Department of Emergency Medicine, Chi Mei Medical Center, 901 Zhonghua Road, Yongkang District, Tainan City, 710, Taiwan.
Department of Biotechnology, Southern Taiwan University of Science and Technology, Tainan, Taiwan.
BMC Geriatr. 2021 Apr 27;21(1):280. doi: 10.1186/s12877-021-02229-3.
Predicting outcomes in older patients with influenza in the emergency department (ED) by machine learning (ML) has never been implemented. Therefore, we conducted this study to clarify the clinical utility of implementing ML.
We recruited 5508 older ED patients (≥65 years old) in three hospitals between 2009 and 2018. Patients were randomized into a 70%/30% split for model training and testing. Using 10 clinical variables from their electronic health records, a prediction model using the synthetic minority oversampling technique preprocessing algorithm was constructed to predict five outcomes.
The best areas under the curves of predicting outcomes were: random forest model for hospitalization (0.840), pneumonia (0.765), and sepsis or septic shock (0.857), XGBoost for intensive care unit admission (0.902), and logistic regression for in-hospital mortality (0.889) in the testing data. The predictive model was further applied in the hospital information system to assist physicians' decisions in real time.
ML is a promising way to assist physicians in predicting outcomes in older ED patients with influenza in real time. Evaluations of the effectiveness and impact are needed in the future.
通过机器学习 (ML) 预测急诊科 (ED) 老年流感患者的结局从未得到实施。因此,我们开展了这项研究,以明确实施 ML 的临床实用性。

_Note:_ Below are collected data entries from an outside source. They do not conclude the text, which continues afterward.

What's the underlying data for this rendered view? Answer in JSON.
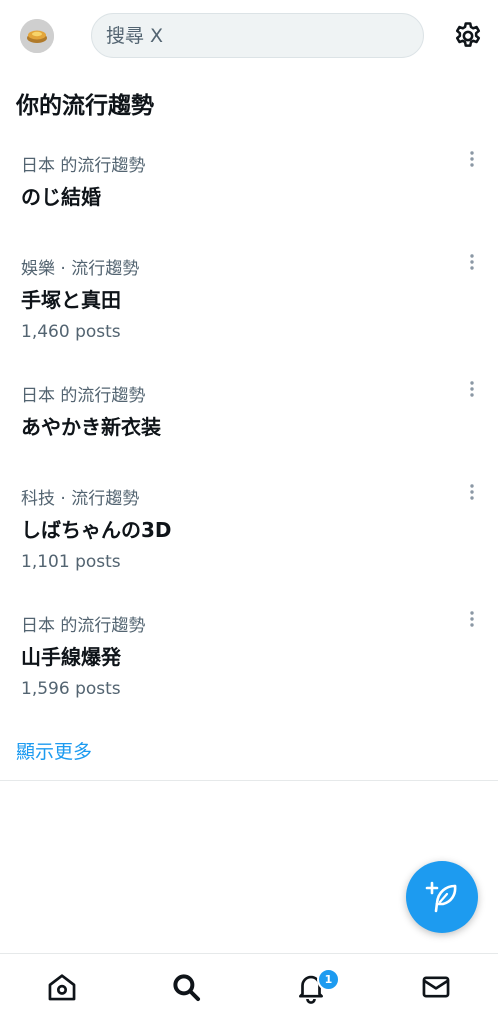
{
  "header": {
    "search_placeholder": "搜尋 X"
  },
  "section": {
    "title": "你的流行趨勢"
  },
  "trends": [
    {
      "meta": "日本 的流行趨勢",
      "name": "のじ結婚",
      "count": ""
    },
    {
      "meta": "娛樂 · 流行趨勢",
      "name": "手塚と真田",
      "count": "1,460 posts"
    },
    {
      "meta": "日本 的流行趨勢",
      "name": "あやかき新衣装",
      "count": ""
    },
    {
      "meta": "科技 · 流行趨勢",
      "name": "しばちゃんの3D",
      "count": "1,101 posts"
    },
    {
      "meta": "日本 的流行趨勢",
      "name": "山手線爆発",
      "count": "1,596 posts"
    }
  ],
  "show_more": "顯示更多",
  "notifications": {
    "badge": "1"
  },
  "icons": {
    "settings": "gear-icon",
    "more": "more-vertical-icon",
    "compose": "feather-plus-icon",
    "home": "home-icon",
    "search": "search-icon",
    "notifications": "bell-icon",
    "messages": "mail-icon"
  },
  "colors": {
    "accent": "#1d9bf0",
    "text_primary": "#0f1419",
    "text_secondary": "#536471",
    "search_bg": "#eff3f4"
  }
}
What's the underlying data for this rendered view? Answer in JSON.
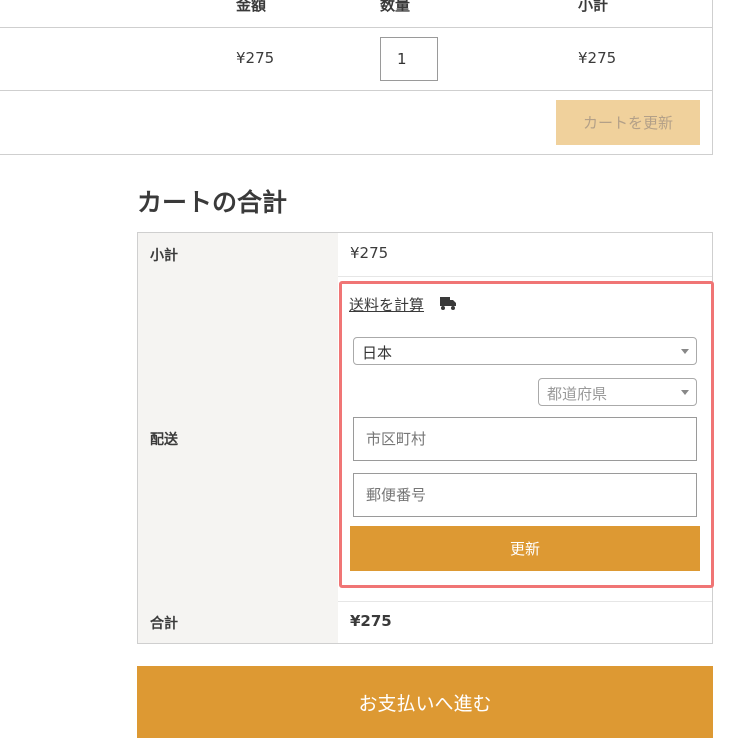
{
  "cart_table": {
    "headers": {
      "price": "金額",
      "quantity": "数量",
      "subtotal": "小計"
    },
    "row": {
      "price": "¥275",
      "quantity": "1",
      "subtotal": "¥275"
    },
    "update_cart_label": "カートを更新"
  },
  "totals": {
    "title": "カートの合計",
    "subtotal_label": "小計",
    "subtotal_value": "¥275",
    "shipping_label": "配送",
    "calc_shipping_label": "送料を計算",
    "country_value": "日本",
    "state_placeholder": "都道府県",
    "city_placeholder": "市区町村",
    "postcode_placeholder": "郵便番号",
    "update_label": "更新",
    "total_label": "合計",
    "total_value": "¥275"
  },
  "checkout": {
    "label": "お支払いへ進む"
  },
  "colors": {
    "accent": "#dd9933",
    "accent_disabled": "#f0d19c",
    "highlight_border": "#f07575",
    "label_background": "#f5f4f2"
  },
  "icons": {
    "shipping": "truck-icon",
    "select_arrow": "chevron-down-icon"
  }
}
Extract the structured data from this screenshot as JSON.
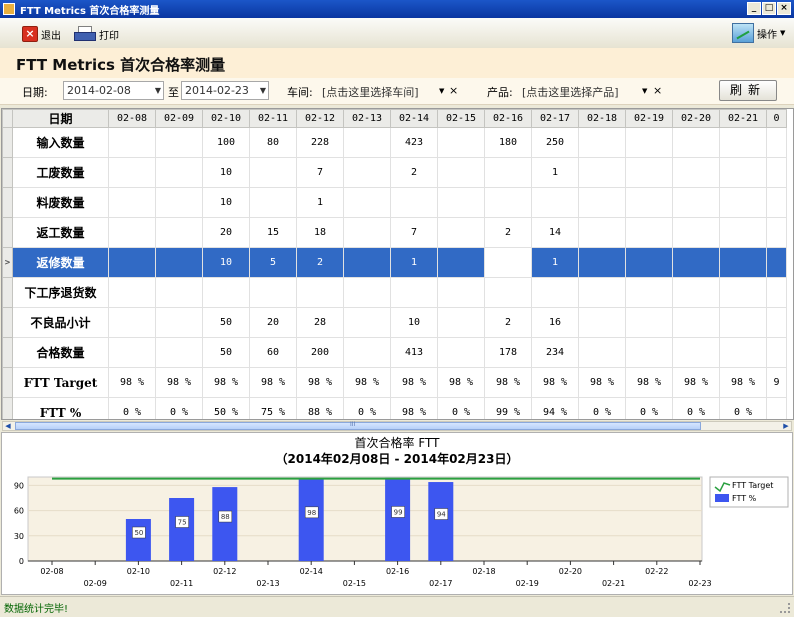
{
  "window": {
    "title": "FTT Metrics 首次合格率测量"
  },
  "toolbar": {
    "exit_label": "退出",
    "print_label": "打印",
    "ops_label": "操作"
  },
  "page": {
    "heading": "FTT Metrics 首次合格率测量"
  },
  "filters": {
    "date_label": "日期:",
    "date_from": "2014-02-08",
    "date_to_label": "至",
    "date_to": "2014-02-23",
    "workshop_label": "车间:",
    "workshop_value": "[点击这里选择车间]",
    "product_label": "产品:",
    "product_value": "[点击这里选择产品]",
    "clear_mark": "×",
    "refresh_label": "刷新"
  },
  "grid": {
    "corner_label": "日期",
    "columns": [
      "02-08",
      "02-09",
      "02-10",
      "02-11",
      "02-12",
      "02-13",
      "02-14",
      "02-15",
      "02-16",
      "02-17",
      "02-18",
      "02-19",
      "02-20",
      "02-21",
      "0"
    ],
    "rows": [
      {
        "label": "输入数量",
        "cells": [
          "",
          "",
          "100",
          "80",
          "228",
          "",
          "423",
          "",
          "180",
          "250",
          "",
          "",
          "",
          "",
          ""
        ]
      },
      {
        "label": "工废数量",
        "cells": [
          "",
          "",
          "10",
          "",
          "7",
          "",
          "2",
          "",
          "",
          "1",
          "",
          "",
          "",
          "",
          ""
        ]
      },
      {
        "label": "料废数量",
        "cells": [
          "",
          "",
          "10",
          "",
          "1",
          "",
          "",
          "",
          "",
          "",
          "",
          "",
          "",
          "",
          ""
        ]
      },
      {
        "label": "返工数量",
        "cells": [
          "",
          "",
          "20",
          "15",
          "18",
          "",
          "7",
          "",
          "2",
          "14",
          "",
          "",
          "",
          "",
          ""
        ]
      },
      {
        "label": "返修数量",
        "cells": [
          "",
          "",
          "10",
          "5",
          "2",
          "",
          "1",
          "",
          "",
          "1",
          "",
          "",
          "",
          "",
          ""
        ]
      },
      {
        "label": "下工序退货数",
        "cells": [
          "",
          "",
          "",
          "",
          "",
          "",
          "",
          "",
          "",
          "",
          "",
          "",
          "",
          "",
          ""
        ]
      },
      {
        "label": "不良品小计",
        "cells": [
          "",
          "",
          "50",
          "20",
          "28",
          "",
          "10",
          "",
          "2",
          "16",
          "",
          "",
          "",
          "",
          ""
        ]
      },
      {
        "label": "合格数量",
        "cells": [
          "",
          "",
          "50",
          "60",
          "200",
          "",
          "413",
          "",
          "178",
          "234",
          "",
          "",
          "",
          "",
          ""
        ]
      },
      {
        "label": "FTT Target",
        "cells": [
          "98 %",
          "98 %",
          "98 %",
          "98 %",
          "98 %",
          "98 %",
          "98 %",
          "98 %",
          "98 %",
          "98 %",
          "98 %",
          "98 %",
          "98 %",
          "98 %",
          "9"
        ]
      },
      {
        "label": "FTT %",
        "cells": [
          "0 %",
          "0 %",
          "50 %",
          "75 %",
          "88 %",
          "0 %",
          "98 %",
          "0 %",
          "99 %",
          "94 %",
          "0 %",
          "0 %",
          "0 %",
          "0 %",
          ""
        ]
      }
    ],
    "selected_row_index": 4,
    "current_row_marker": ">",
    "scroll_mark": "III"
  },
  "chart_data": {
    "type": "bar",
    "title": "首次合格率 FTT",
    "subtitle": "（2014年02月08日 - 2014年02月23日）",
    "categories": [
      "02-08",
      "02-09",
      "02-10",
      "02-11",
      "02-12",
      "02-13",
      "02-14",
      "02-15",
      "02-16",
      "02-17",
      "02-18",
      "02-19",
      "02-20",
      "02-21",
      "02-22",
      "02-23"
    ],
    "series": [
      {
        "name": "FTT %",
        "type": "bar",
        "color": "#3d56f0",
        "values": [
          0,
          0,
          50,
          75,
          88,
          0,
          98,
          0,
          99,
          94,
          0,
          0,
          0,
          0,
          0,
          0
        ],
        "labels": [
          "",
          "",
          "50",
          "75",
          "88",
          "",
          "98",
          "",
          "99",
          "94",
          "",
          "",
          "",
          "",
          "",
          ""
        ]
      },
      {
        "name": "FTT Target",
        "type": "line",
        "color": "#2aa040",
        "values": [
          98,
          98,
          98,
          98,
          98,
          98,
          98,
          98,
          98,
          98,
          98,
          98,
          98,
          98,
          98,
          98
        ]
      }
    ],
    "ylim": [
      0,
      100
    ],
    "yticks": [
      "0",
      "30",
      "60",
      "90"
    ],
    "legend_position": "right",
    "background": "#f7f1e3"
  },
  "status": {
    "text": "数据统计完毕!"
  },
  "colors": {
    "selection": "#316ac5",
    "header_band": "#fdefd6",
    "status_text": "#006400"
  }
}
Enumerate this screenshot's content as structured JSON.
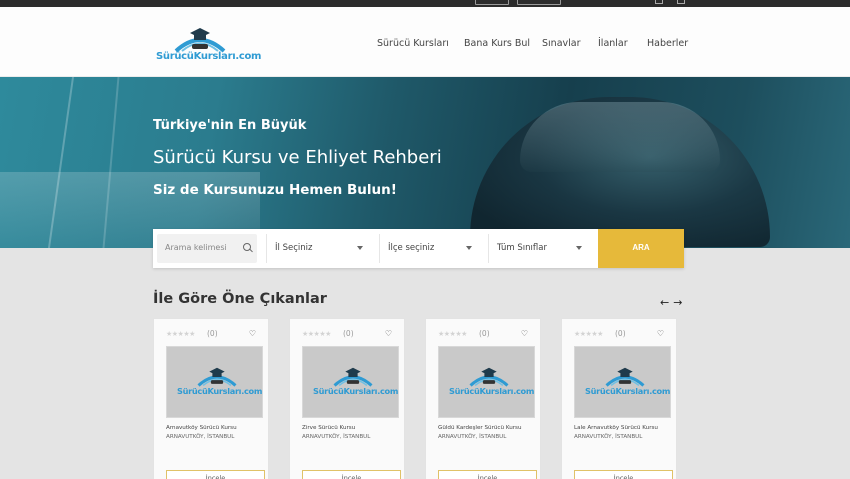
{
  "header": {
    "logo_text": "SürücüKursları.com",
    "nav": [
      "Sürücü Kursları",
      "Bana Kurs Bul",
      "Sınavlar",
      "İlanlar",
      "Haberler"
    ]
  },
  "hero": {
    "line1": "Türkiye'nin En Büyük",
    "line2": "Sürücü Kursu ve Ehliyet Rehberi",
    "line3": "Siz de Kursunuzu Hemen Bulun!"
  },
  "search": {
    "keyword_placeholder": "Arama kelimesi",
    "city": "İl Seçiniz",
    "district": "İlçe seçiniz",
    "class": "Tüm Sınıflar",
    "button": "ARA"
  },
  "section": {
    "title": "İle Göre Öne Çıkanlar",
    "prev": "←",
    "next": "→"
  },
  "cards": [
    {
      "name": "Arnavutköy Sürücü Kursu",
      "location": "ARNAVUTKÖY, İSTANBUL",
      "count": "(0)",
      "rating": 0,
      "button": "İncele",
      "thumb_text": "SürücüKursları.com"
    },
    {
      "name": "Zirve Sürücü Kursu",
      "location": "ARNAVUTKÖY, İSTANBUL",
      "count": "(0)",
      "rating": 0,
      "button": "İncele",
      "thumb_text": "SürücüKursları.com"
    },
    {
      "name": "Güldü Kardeşler Sürücü Kursu",
      "location": "ARNAVUTKÖY, İSTANBUL",
      "count": "(0)",
      "rating": 0,
      "button": "İncele",
      "thumb_text": "SürücüKursları.com"
    },
    {
      "name": "Lale Arnavutköy Sürücü Kursu",
      "location": "ARNAVUTKÖY, İSTANBUL",
      "count": "(0)",
      "rating": 0,
      "button": "İncele",
      "thumb_text": "SürücüKursları.com"
    }
  ],
  "colors": {
    "accent": "#e6b93a",
    "brand_blue": "#2f9bd3",
    "hero_teal": "#2b7c8e"
  },
  "icons": [
    "search-icon",
    "chevron-down-icon",
    "heart-icon",
    "star-icon",
    "arrow-left-icon",
    "arrow-right-icon"
  ]
}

我们招募了 2009 年至 2018 年间三家医院的 5508 名老年 ED 患者(≥65 岁)。患者被随机分为 70%/30%的比例进行模型训练和测试。使用电子病历中的 10 个临床变量,构建了一个使用合成少数过采样技术预处理算法的预测模型,以预测五种结局。
预测结局的最佳曲线下面积为:随机森林模型对住院(0.840)、肺炎(0.765)和脓毒症或感染性休克(0.857)、XGBoost 对重症监护病房入院(0.902)以及逻辑回归对院内死亡率(0.889)的预测在测试数据中表现最佳。该预测模型进一步应用于医院信息系统,以实时协助医生做出决策。
ML 是一种很有前途的方法,可以帮助医生实时预测老年 ED 流感患者的结局。未来需要对其有效性和影响进行评估。